"Saya pun juga mengalami masalah yang sama dengan Ninit. Pada tahun 2005 sudah kena biaya nikah sebesar Rp 500 ribu. Memang tidak ada bukti karena tidak ada bukti kuitansi. Masa orang mau menjalankan ibadah nikah malah dipersulit. Saya marah tapi tidak tahu saya harus mengadu pada siapa karena ujung-ujungnya juga harus bayar," tulis pembaca detikcom, Imam Supardi pada Jumat (28/12/2012).
Imam sampai hari ini mengaku masih sakit hati karena ketidaktransparanan itu. "Bagaimana dengan mereka yang tidak mampu? Melakukan kawin siri malah dipersalahkan, mau kawin resmi di KUA mahal," keluhnya.
SCROLL TO CONTINUE WITH CONTENT
"Oleh petugas pencatat nikah di desa saya, saya dimintai uang sebesar Rp 550 ribu. Katanya memang segitu biaya untuk mencatatkan nikah di KUA. Awalnya saya ragu, tapi karena berpikir ini untuk sekali seumur hidup akhirnya saya bayar tanpa minta transparansi dana itu mau digunakan untuk apa saja. Setelah baca detik.com baru saya tahu kalau ternyata saya adalah salah satu korban pungli di KUA," tulis Diajeng.
Khawatir dipersulit proses nikahnya karena mempertanyakan tarif pencatatan pernikahan di KUA juga dialami Sugiarto Bayuaji.

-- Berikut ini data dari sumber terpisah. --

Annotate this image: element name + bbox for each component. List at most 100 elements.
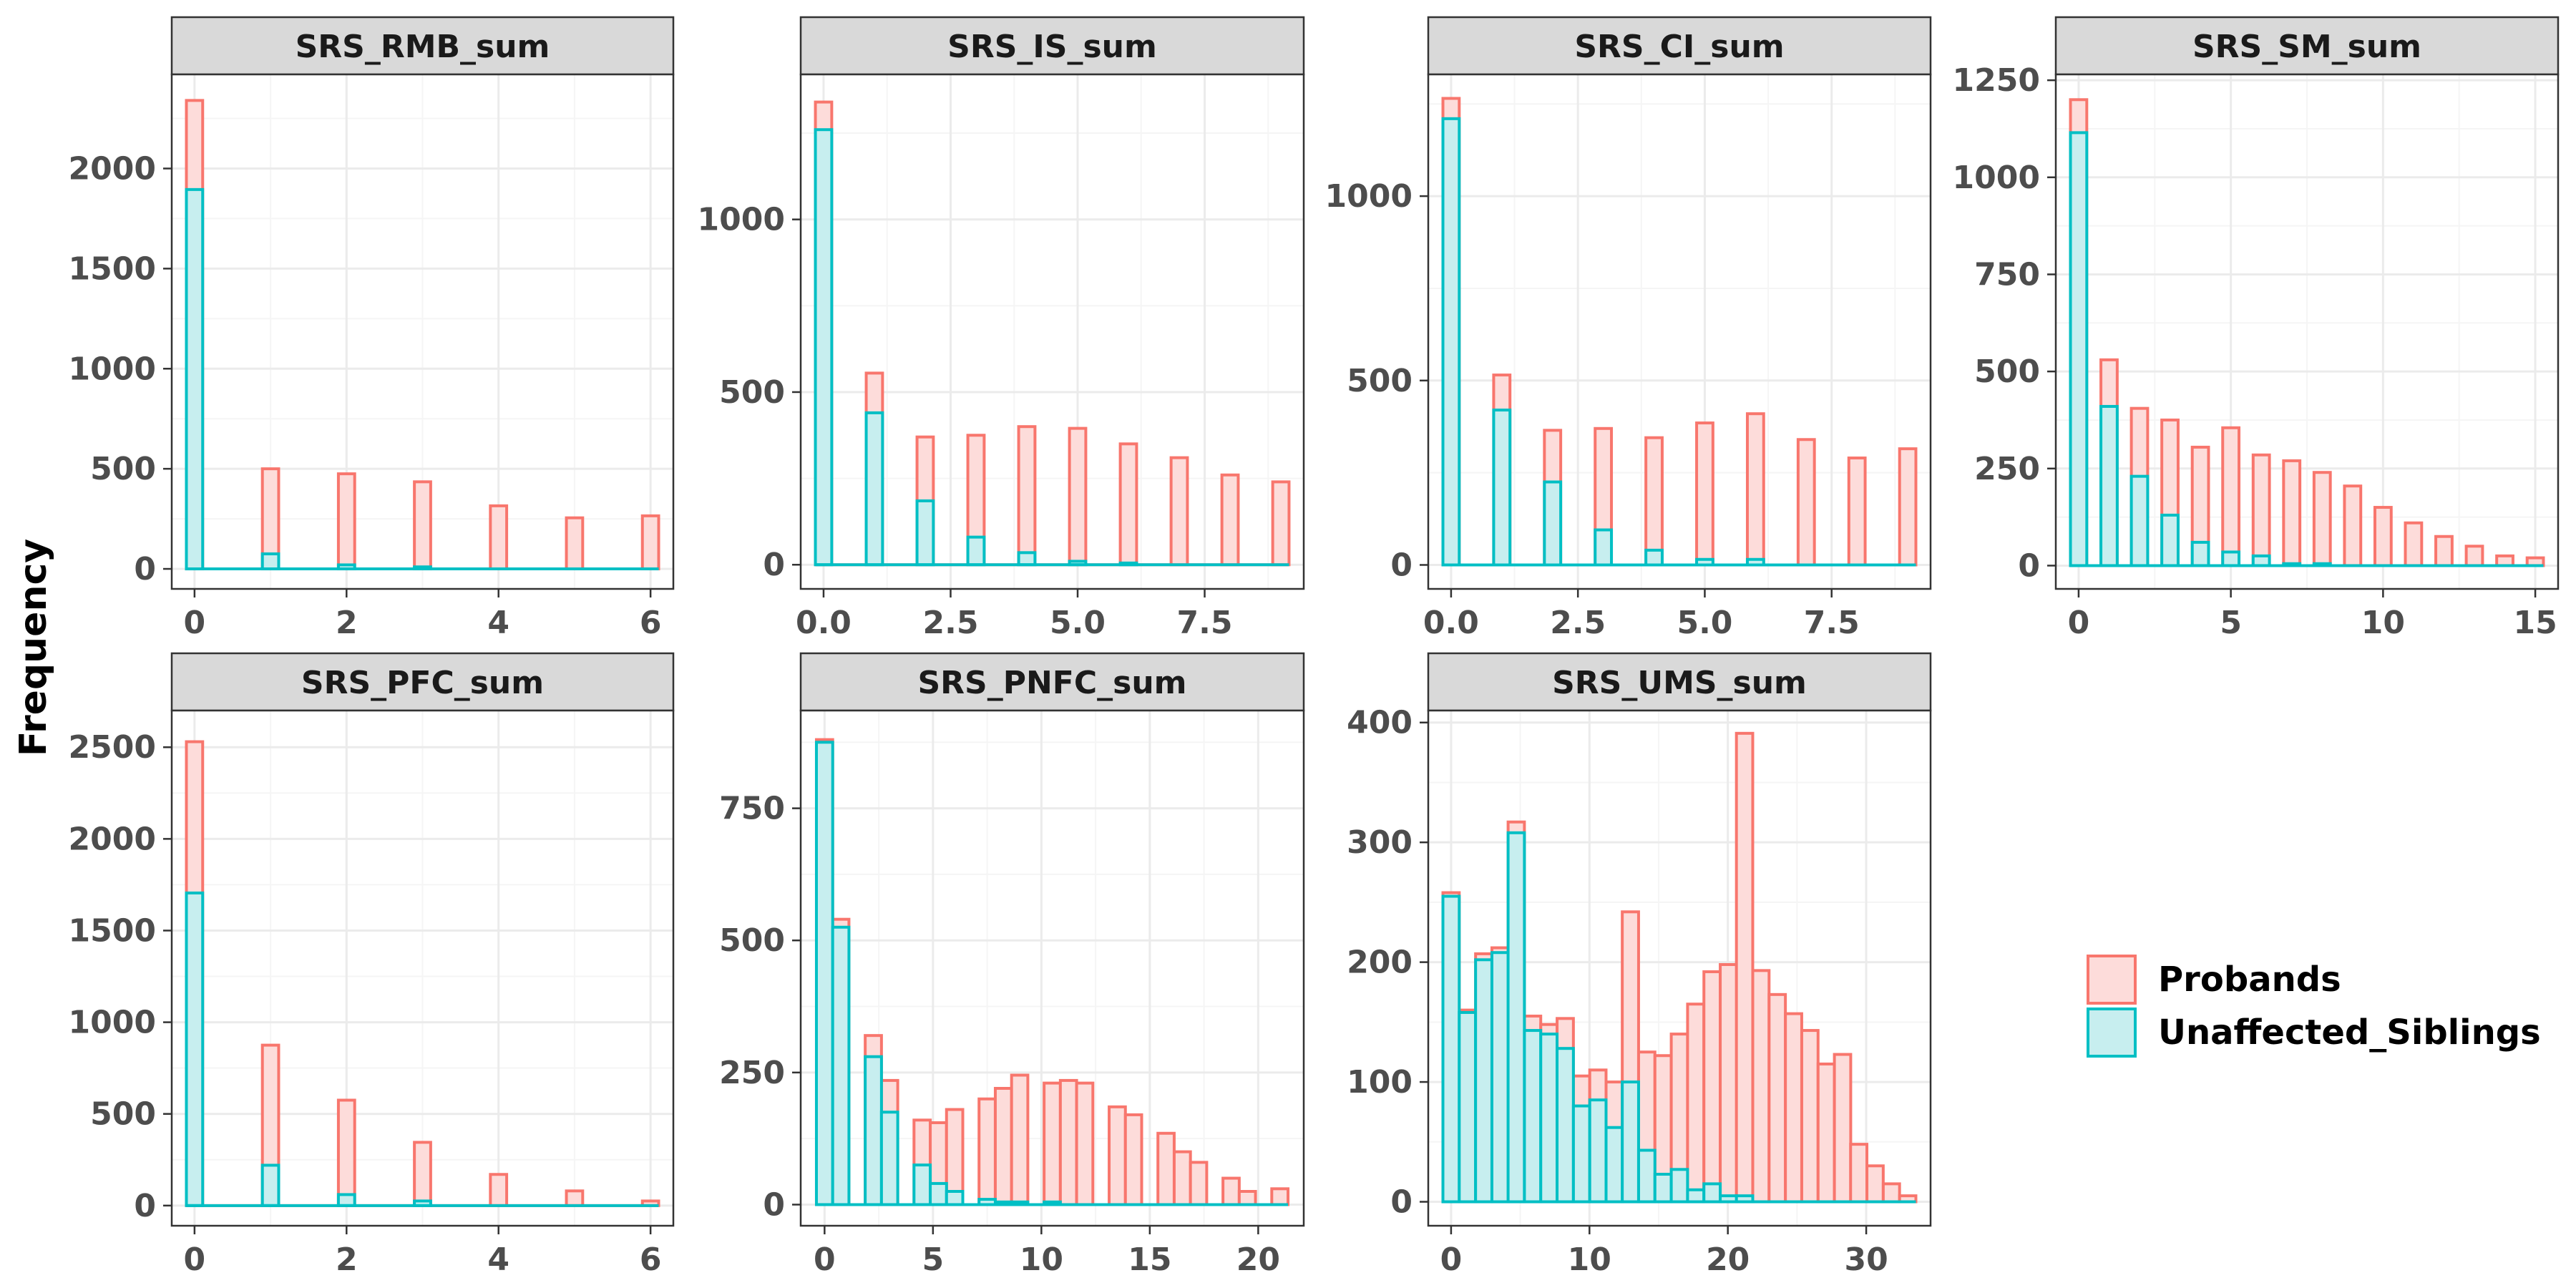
strip-background <box>2054 16 2560 76</box>
strip-background <box>799 16 1305 76</box>
bar-siblings <box>1556 1047 1575 1204</box>
bar-probands <box>1108 1105 1127 1206</box>
x-tick-label: 5 <box>922 1241 945 1278</box>
bar-siblings <box>1539 1033 1559 1204</box>
x-tick-label: 2.5 <box>923 605 979 641</box>
strip-background <box>170 652 675 712</box>
y-tick-label: 300 <box>1347 824 1413 861</box>
bar-probands <box>1068 426 1088 567</box>
bar-siblings <box>1669 1168 1689 1204</box>
x-tick-label: 10 <box>2361 605 2405 641</box>
bar-siblings <box>1686 1188 1706 1204</box>
strip-title: SRS_PFC_sum <box>301 665 544 701</box>
y-tick-label: 500 <box>1974 353 2040 390</box>
strip-title: SRS_PNFC_sum <box>917 665 1186 701</box>
bar-probands <box>2373 506 2393 567</box>
bar-siblings <box>2099 404 2119 567</box>
panel-border <box>799 73 1305 590</box>
bar-siblings <box>1474 958 1493 1204</box>
y-tick-label: 400 <box>1347 705 1413 741</box>
bar-siblings <box>864 411 884 567</box>
x-tick-label: 4 <box>487 605 509 641</box>
bar-siblings <box>966 535 986 567</box>
x-tick-label: 2 <box>336 605 358 641</box>
y-tick-label: 750 <box>719 791 785 827</box>
bar-probands <box>1220 473 1240 567</box>
legend: Probands Unaffected_Siblings <box>2087 955 2541 1058</box>
y-tick-label: 1000 <box>1953 160 2040 196</box>
bar-siblings <box>1594 528 1614 567</box>
bar-probands <box>2343 484 2363 567</box>
bar-probands <box>1270 1187 1290 1206</box>
bar-probands <box>1702 970 1722 1204</box>
bar-probands <box>1833 1053 1853 1204</box>
bar-siblings <box>1621 1080 1640 1204</box>
bar-probands <box>1881 1182 1901 1204</box>
bar-probands <box>1271 480 1291 567</box>
strip-title: SRS_UMS_sum <box>1552 665 1807 701</box>
y-tick-label: 2000 <box>69 821 156 857</box>
y-tick-label: 0 <box>2018 547 2040 584</box>
legend-label-siblings: Unaffected_Siblings <box>2158 1013 2541 1053</box>
bar-probands <box>1221 1176 1241 1206</box>
bar-probands <box>1058 1078 1078 1206</box>
x-tick-label: 0 <box>184 1241 206 1278</box>
x-tick-label: 0.0 <box>1423 605 1479 641</box>
bar-probands <box>1767 992 1787 1204</box>
panel-srs-ci-sum: SRS_CI_sum 0.0 2.5 5.0 7.5 0 500 1000 <box>1325 16 1932 641</box>
bar-probands <box>489 1173 509 1207</box>
bar-siblings <box>2251 554 2271 567</box>
bar-siblings <box>1506 831 1526 1204</box>
bar-probands <box>1644 436 1664 567</box>
panel-background <box>1428 74 1931 589</box>
bar-probands <box>1123 1113 1143 1206</box>
bar-siblings <box>814 128 834 567</box>
strip-background <box>1427 16 1932 76</box>
panel-srs-pnfc-sum: SRS_PNFC_sum 0 5 10 15 20 0 250 500 750 <box>719 652 1305 1278</box>
bar-probands <box>1189 1161 1209 1206</box>
bar-probands <box>413 1141 432 1207</box>
bar-siblings <box>1523 1029 1543 1204</box>
x-tick-label: 15 <box>1128 1241 1171 1278</box>
bar-siblings <box>185 891 205 1207</box>
bar-siblings <box>2190 540 2210 567</box>
panel-border <box>170 709 675 1227</box>
legend-key-siblings <box>2087 1008 2137 1058</box>
bar-probands <box>1118 442 1138 567</box>
bar-siblings <box>814 741 834 1206</box>
y-tick-label: 1000 <box>69 1005 156 1041</box>
bar-siblings <box>915 499 935 567</box>
bar-siblings <box>912 1163 932 1206</box>
y-tick-label: 1250 <box>1953 62 2040 99</box>
strip-background <box>1427 652 1932 712</box>
strip-title: SRS_SM_sum <box>2192 29 2421 65</box>
bar-siblings <box>1588 1098 1608 1204</box>
y-tick-label: 1500 <box>69 912 156 949</box>
bar-siblings <box>1492 409 1512 567</box>
y-tick-label: 0 <box>1390 1184 1413 1221</box>
bar-siblings <box>2221 550 2241 567</box>
y-tick-label: 2000 <box>69 150 156 187</box>
strip-title: SRS_IS_sum <box>947 29 1157 65</box>
bar-siblings <box>864 1055 883 1206</box>
panel-border <box>2054 73 2560 590</box>
y-tick-label: 500 <box>719 374 785 411</box>
panel-srs-sm-sum: SRS_SM_sum 0 5 10 15 0 250 500 750 1000 1250 <box>1953 16 2560 641</box>
bar-siblings <box>1458 1010 1478 1204</box>
bar-siblings <box>945 1190 965 1206</box>
legend-key-probands <box>2087 955 2137 1005</box>
y-tick-label: 250 <box>719 1055 785 1091</box>
y-tick-label: 0 <box>763 547 785 583</box>
y-tick-label: 500 <box>719 922 785 959</box>
bar-probands <box>489 504 509 571</box>
y-tick-label: 0 <box>134 1188 156 1224</box>
bar-probands <box>2434 535 2454 567</box>
bar-probands <box>2312 471 2332 567</box>
strip-title: SRS_RMB_sum <box>296 29 550 65</box>
bar-probands <box>413 480 432 571</box>
bar-probands <box>1172 1150 1192 1206</box>
x-tick-label: 4 <box>487 1241 509 1278</box>
bar-siblings <box>1636 1148 1657 1204</box>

"Hal yang relatif sama saya alami di 2004 saat kami akan menikah. Namun kami berikan saja daripada kami kesulitan untuk mencatatkan diri ke KUA karena akan menikah. Rasanya senang apabila aparatur negara saat ini mulai dibenahi. Benar seperti pendapat Mbak Ninit dalam berita detik.com, seandainya saat itu kami tidak berkecukupan niat ibadah kami bisa jadi sangat sulit," tulis Sugiarto.
Kebingungan yang sama juga dialami oleh Sigit, warga Medan, Sumatera Utara. Sigit menikah di KUA di Medan pada tahun 2011 lalu.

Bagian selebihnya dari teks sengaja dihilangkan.